You may have noticed a gigantic canvas painting going up over in Scott’s Addition recently.
You may have noticed a gigantic canvas painting going up over in Scott’s Addition recently. If you haven’t I suggest you jet over there and see it, because not only is it amazing artwork, but there’s a lot of history behind it and the mural was painted by none other then two Richmond artists.
Sign designer and painter Ross Trimmer and longtime RVA muralist Mickael Broth just finished up a large mural on the side of The Preserve at Scott’s Addition, an apatment complex in the area last Thursday.
In a matter of three days, the two local artists, managed to incorporate a little bit of everything into the painting to pay homage to the history of Scott’s Addition.
“We had the basic idea of doing the history of Scott’s Addition and do what the neighborhood’s morphing into because it’s definitely changing all the time,” said painter Ross Trimmer. “We’re getting more and more murals all the time, but almost nnoe of them relate in any way to what they’re on or where they are. “I think in the last few years there’s been like a big change in Richmond where neighborhood identity is starting to be a big thing.”
For over two years, Trimmer has primarily painted letters and signs for his business Sure Hand Signs.

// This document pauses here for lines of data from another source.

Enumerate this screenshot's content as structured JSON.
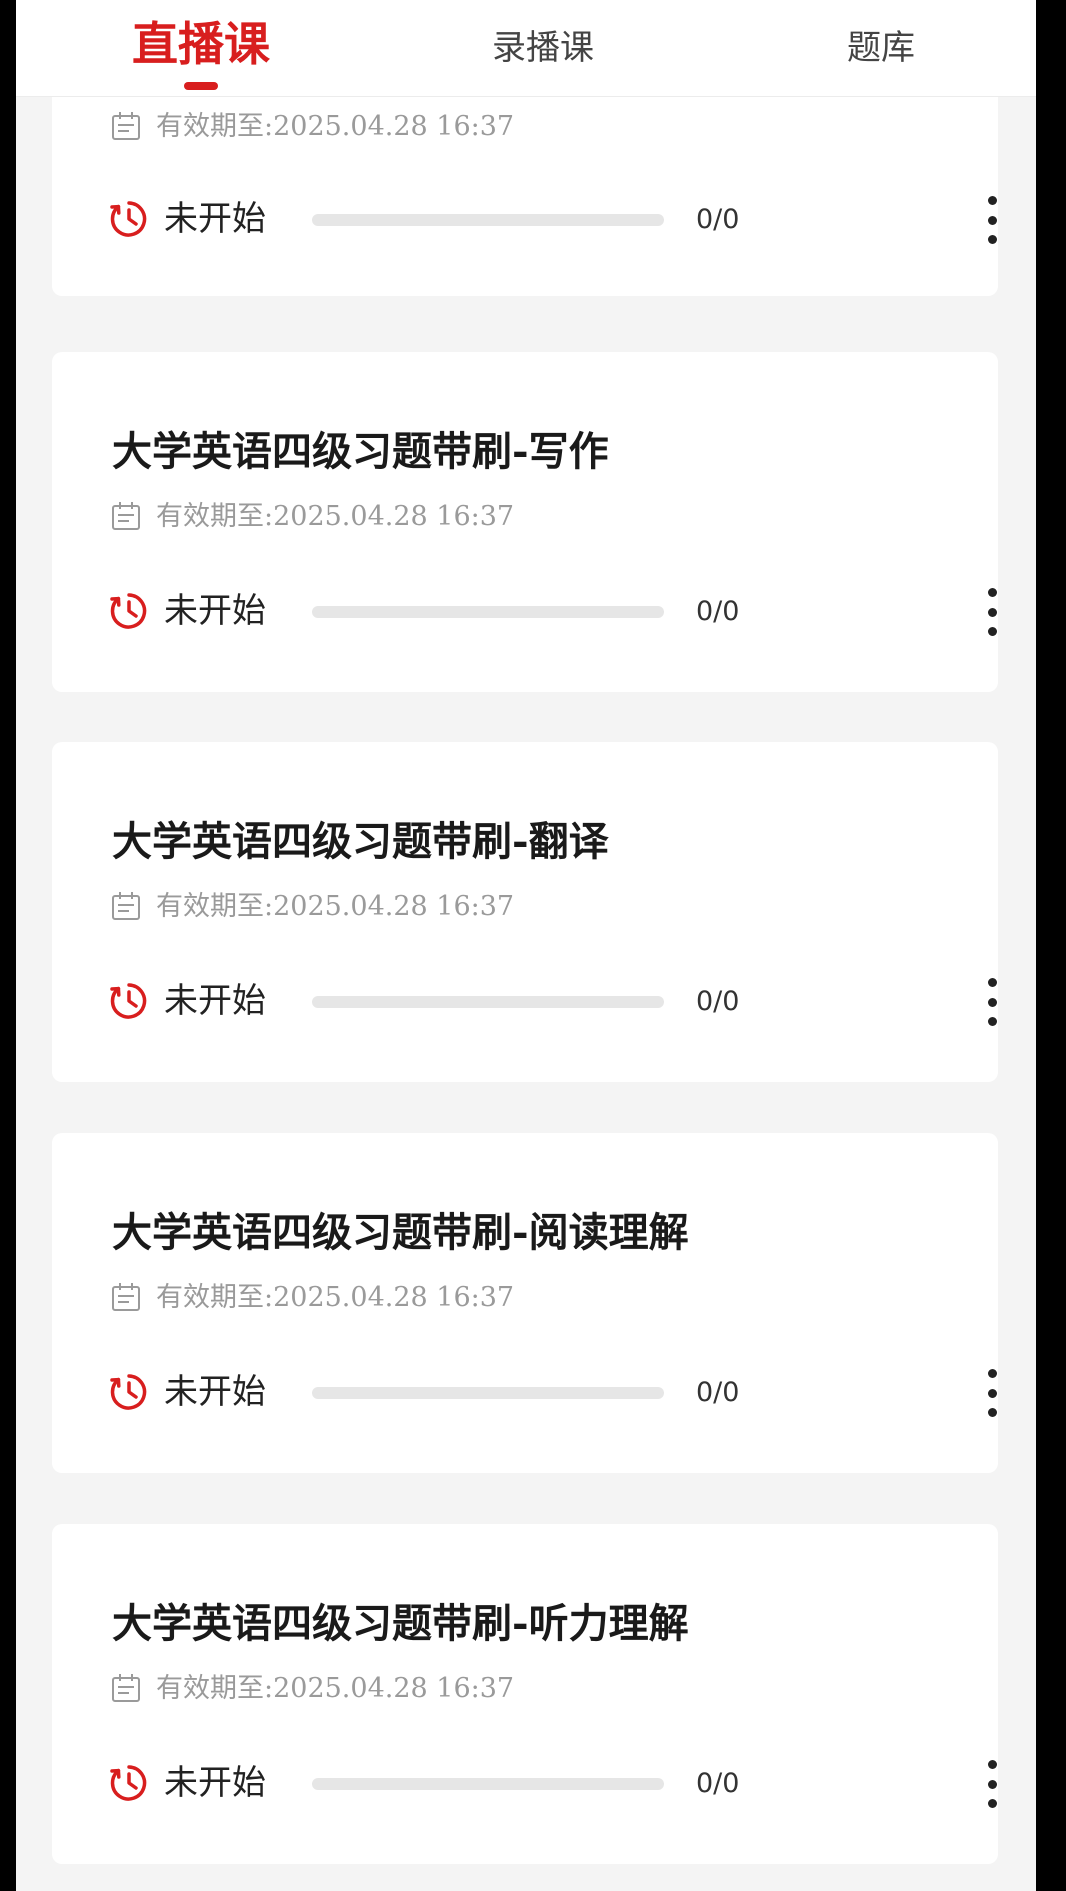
{
  "tabs": [
    {
      "label": "直播课",
      "active": true
    },
    {
      "label": "录播课",
      "active": false
    },
    {
      "label": "题库",
      "active": false
    }
  ],
  "colors": {
    "accent": "#d81e1e",
    "background": "#f4f4f4",
    "card": "#ffffff",
    "muted_text": "#9a9a9a",
    "progress_track": "#e6e6e6"
  },
  "icons": {
    "validity": "calendar-icon",
    "status": "clock-icon",
    "menu": "more-vertical-icon"
  },
  "courses": [
    {
      "title": "",
      "validity": "有效期至:2025.04.28 16:37",
      "status": "未开始",
      "progress": {
        "done": 0,
        "total": 0,
        "fraction": 0
      },
      "progress_label": "0/0"
    },
    {
      "title": "大学英语四级习题带刷-写作",
      "validity": "有效期至:2025.04.28 16:37",
      "status": "未开始",
      "progress": {
        "done": 0,
        "total": 0,
        "fraction": 0
      },
      "progress_label": "0/0"
    },
    {
      "title": "大学英语四级习题带刷-翻译",
      "validity": "有效期至:2025.04.28 16:37",
      "status": "未开始",
      "progress": {
        "done": 0,
        "total": 0,
        "fraction": 0
      },
      "progress_label": "0/0"
    },
    {
      "title": "大学英语四级习题带刷-阅读理解",
      "validity": "有效期至:2025.04.28 16:37",
      "status": "未开始",
      "progress": {
        "done": 0,
        "total": 0,
        "fraction": 0
      },
      "progress_label": "0/0"
    },
    {
      "title": "大学英语四级习题带刷-听力理解",
      "validity": "有效期至:2025.04.28 16:37",
      "status": "未开始",
      "progress": {
        "done": 0,
        "total": 0,
        "fraction": 0
      },
      "progress_label": "0/0"
    }
  ]
}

Prior to that, He was a tattoo artist in Richmond for 10 years designing tattoos at a number of places including Salvation, Red Dragon, Lucky 13, and True Tattoo.

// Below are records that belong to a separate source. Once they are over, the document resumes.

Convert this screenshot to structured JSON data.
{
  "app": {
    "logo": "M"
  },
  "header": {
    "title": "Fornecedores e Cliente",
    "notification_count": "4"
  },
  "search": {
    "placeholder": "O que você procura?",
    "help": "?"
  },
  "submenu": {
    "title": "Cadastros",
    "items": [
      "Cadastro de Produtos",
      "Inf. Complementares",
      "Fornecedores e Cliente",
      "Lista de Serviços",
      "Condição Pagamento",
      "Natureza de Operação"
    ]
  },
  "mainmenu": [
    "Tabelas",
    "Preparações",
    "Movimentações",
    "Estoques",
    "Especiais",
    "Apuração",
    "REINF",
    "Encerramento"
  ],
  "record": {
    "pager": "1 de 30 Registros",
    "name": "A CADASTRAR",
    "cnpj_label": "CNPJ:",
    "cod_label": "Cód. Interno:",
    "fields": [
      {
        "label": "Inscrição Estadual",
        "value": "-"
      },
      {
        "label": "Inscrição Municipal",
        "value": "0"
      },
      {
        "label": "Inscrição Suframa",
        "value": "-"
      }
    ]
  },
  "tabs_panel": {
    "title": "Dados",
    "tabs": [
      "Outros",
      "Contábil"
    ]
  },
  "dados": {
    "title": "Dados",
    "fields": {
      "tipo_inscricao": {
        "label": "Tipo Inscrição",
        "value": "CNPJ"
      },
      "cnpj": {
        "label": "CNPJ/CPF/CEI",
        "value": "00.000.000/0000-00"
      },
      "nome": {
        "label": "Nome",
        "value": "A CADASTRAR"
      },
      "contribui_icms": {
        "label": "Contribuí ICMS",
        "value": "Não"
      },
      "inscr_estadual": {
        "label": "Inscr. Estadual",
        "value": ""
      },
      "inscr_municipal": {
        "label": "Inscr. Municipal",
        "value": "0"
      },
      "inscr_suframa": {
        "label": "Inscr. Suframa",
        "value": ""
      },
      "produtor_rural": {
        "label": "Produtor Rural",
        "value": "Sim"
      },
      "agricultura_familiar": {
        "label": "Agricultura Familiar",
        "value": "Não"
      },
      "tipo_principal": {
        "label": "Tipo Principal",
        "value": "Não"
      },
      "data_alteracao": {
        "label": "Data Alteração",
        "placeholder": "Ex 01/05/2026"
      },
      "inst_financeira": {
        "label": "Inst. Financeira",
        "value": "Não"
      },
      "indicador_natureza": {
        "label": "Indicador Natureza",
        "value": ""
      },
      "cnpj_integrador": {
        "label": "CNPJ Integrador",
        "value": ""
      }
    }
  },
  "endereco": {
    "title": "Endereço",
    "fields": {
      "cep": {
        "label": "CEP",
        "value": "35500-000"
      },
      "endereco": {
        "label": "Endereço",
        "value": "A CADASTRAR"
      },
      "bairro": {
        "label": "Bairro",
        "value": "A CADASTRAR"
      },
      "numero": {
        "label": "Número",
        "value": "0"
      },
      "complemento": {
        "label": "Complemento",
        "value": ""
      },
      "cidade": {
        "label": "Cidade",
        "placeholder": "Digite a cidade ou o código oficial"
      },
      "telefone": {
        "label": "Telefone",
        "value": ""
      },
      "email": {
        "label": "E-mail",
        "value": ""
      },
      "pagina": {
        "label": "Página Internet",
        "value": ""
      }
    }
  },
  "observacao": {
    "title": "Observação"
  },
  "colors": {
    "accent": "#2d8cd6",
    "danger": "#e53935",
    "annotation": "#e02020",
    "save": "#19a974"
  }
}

Trimmer said The Preserve at Scott’s Addition is a longtime client of his and they were intrigued by the idea of having a mural like this on their building.

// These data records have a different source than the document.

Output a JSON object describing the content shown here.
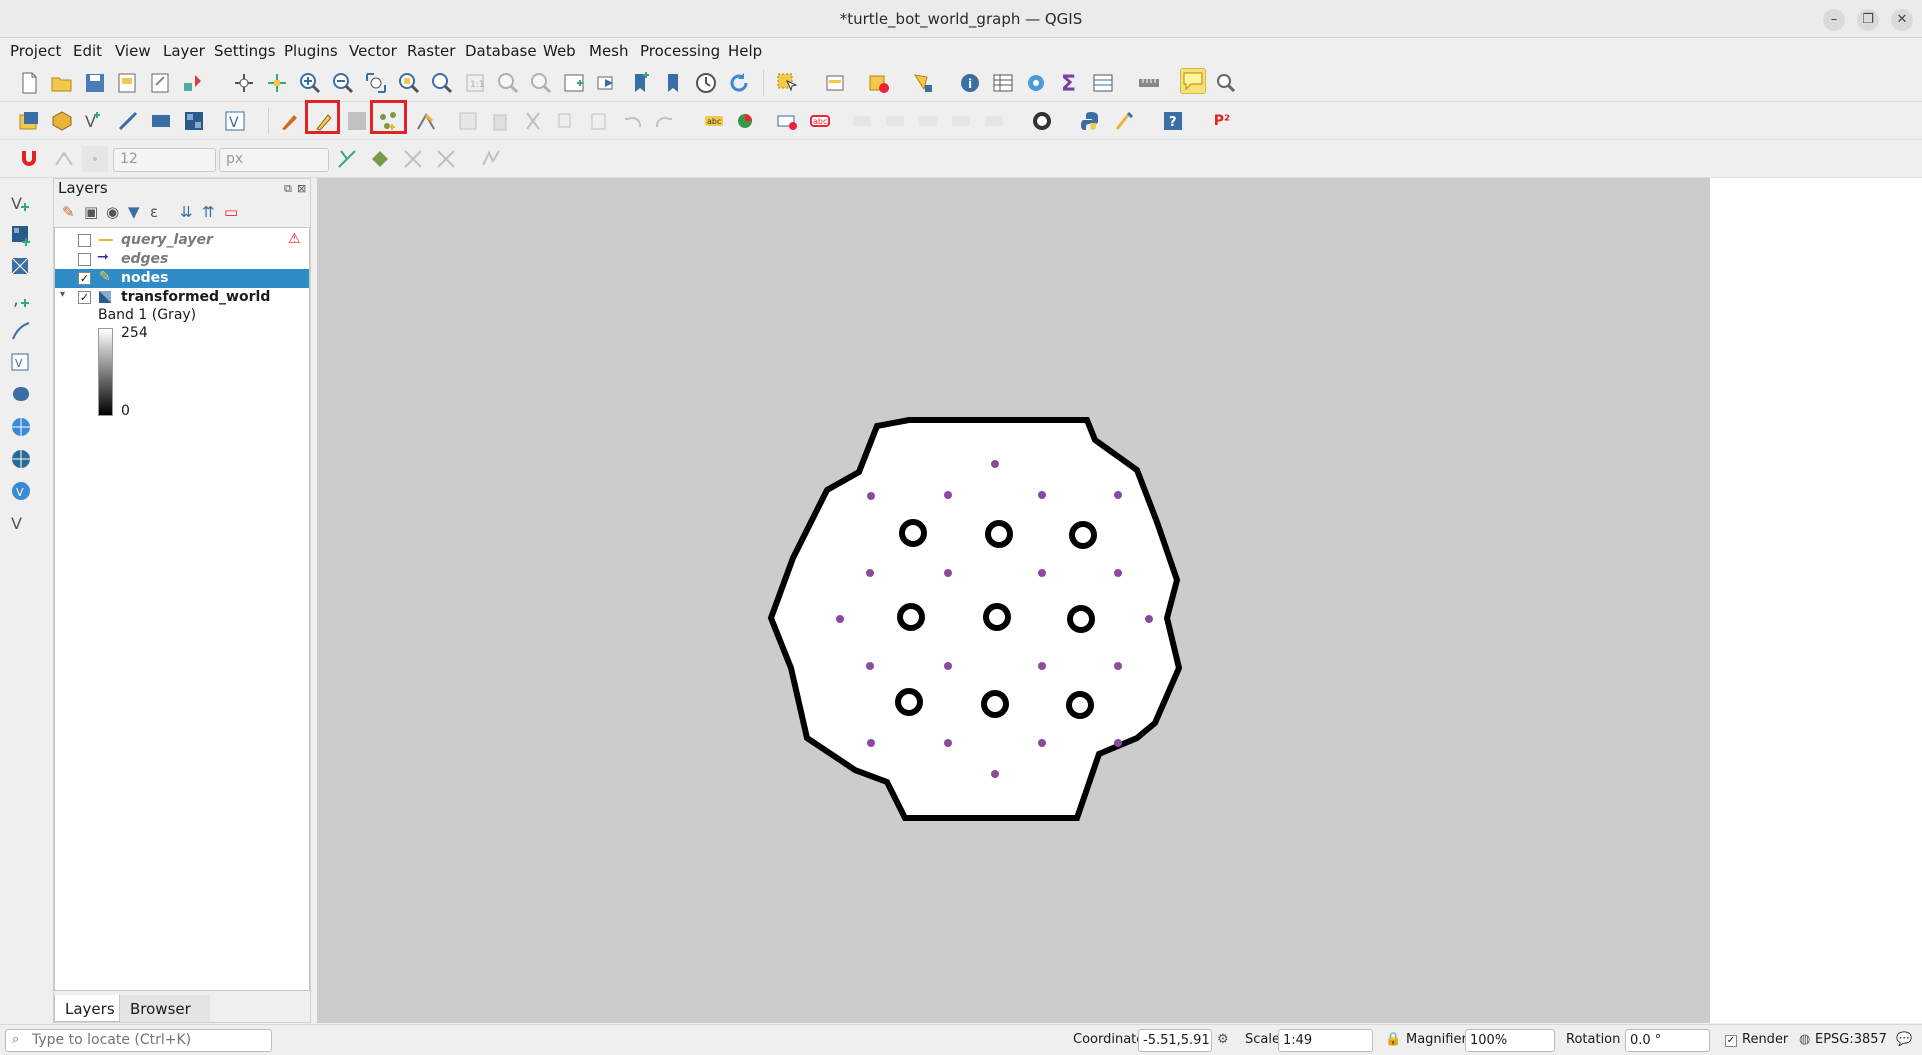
{
  "window": {
    "title": "*turtle_bot_world_graph — QGIS",
    "min": "–",
    "max": "❐",
    "close": "✕"
  },
  "menu": [
    "Project",
    "Edit",
    "View",
    "Layer",
    "Settings",
    "Plugins",
    "Vector",
    "Raster",
    "Database",
    "Web",
    "Mesh",
    "Processing",
    "Help"
  ],
  "snap": {
    "tolerance": "12",
    "unit": "px"
  },
  "plugin_label": "P²",
  "layers_panel": {
    "title": "Layers",
    "layers": [
      {
        "name": "query_layer",
        "checked": false,
        "italic": true,
        "warning": true
      },
      {
        "name": "edges",
        "checked": false,
        "italic": true
      },
      {
        "name": "nodes",
        "checked": true,
        "selected": true
      },
      {
        "name": "transformed_world",
        "checked": true
      }
    ],
    "band": "Band 1 (Gray)",
    "band_max": "254",
    "band_min": "0",
    "tabs": [
      "Layers",
      "Browser"
    ]
  },
  "colors": {
    "accent": "#308cc6",
    "node": "#8b4a9e",
    "highlight": "#e02424",
    "canvas": "#cccccc"
  },
  "statusbar": {
    "locate_placeholder": "Type to locate (Ctrl+K)",
    "coordinate_label": "Coordinate",
    "coordinate": "-5.51,5.91",
    "scale_label": "Scale",
    "scale": "1:49",
    "magnifier_label": "Magnifier",
    "magnifier": "100%",
    "rotation_label": "Rotation",
    "rotation": "0.0 °",
    "render_label": "Render",
    "crs": "EPSG:3857"
  }
}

“We worked with Taylor Andrew at The Preserve,” he said. “They were really interested in doing something kind of related to that.”
After a few drafts, Broth and Trimmer had the idea fleshed out for the mural.
“He {Broth} did the main pictorials, the railroad worker and the girl on the bike,” Trimmer said. “I did the lettering, and all the buildings and background. “It worked out really well because we have very different styles.”
Initially, the two artists, who grew up skateboarding together in Northern Virginia, were worried about their different styles clashing in the mural, but Trimmer said they were pleased with the final piece.
“It took both of us out of our comfort zones, like, we both definitely painted differently than we do on a regular basis, which I think made it more fun,” he said. “We were extremely happy with the way it turned out.”
The mural is 16 feet x 20 feet and is displayed on the side of The Preserve over a parking lot which directly faces traffic on Roseneath Road.
Broth and Trimmer painted it on the wall, but Talley Sign Company installed a large metal frame and stretched a large canvas onto that.
“It’s literally like a giant painting on a wall,” Trimmer said.
The mural depicts a little piece of every part of Scott’s Addition from over the years. At the top left, there’s a railroad worker clutching a wrench and a lantern, representing the railroad which emerged in the area in the early 1900s and was a driving force in growth of the locality.
Trimmer said the worker was also modeled after the artists’ friends Michael Ramey who passed away recently.
The mural also shows a female biker in the foreground, and in the right-hand corner is a tilted glass of craft beer from Ardent Craft Ales, which opened in Scott’s Addition in June 2014.
In the top background of the mural sits a large old-fashioned Coca-Cola bottle, a nod to the old Coca-Cola Bottling Company, Inc. which bottled and distributed the soft drink from the early 1900s up until the company was sold in the early 2000s. That same bottling plant is now The Preserve.
The old Interbake Foods factory sits in the far background. The building opened as a bakery plant in 1927 for Southern Biscuit Works. Baked goods were packaged under the Famous Foods of Virginia name. In 1946, Southern Biscuit became part of Toronto-based food processor and distributor George Weston Limited and in 1967 it was combined with other U.S. bakeries under the Interbake name. Last year, the building was converted to The Cookie Facotry Lofts.
Trimmer said his studio, Studio two Three, is the building depicted right in the center behind the Ardent beer glass.
The artist added he’s hoping to do more murals that tell the stories of Richmond around town in the future.
“We’re hoping we can do more of these in other neighborhoods and make it kind of a welcoming piece to each neighborhood,” he said.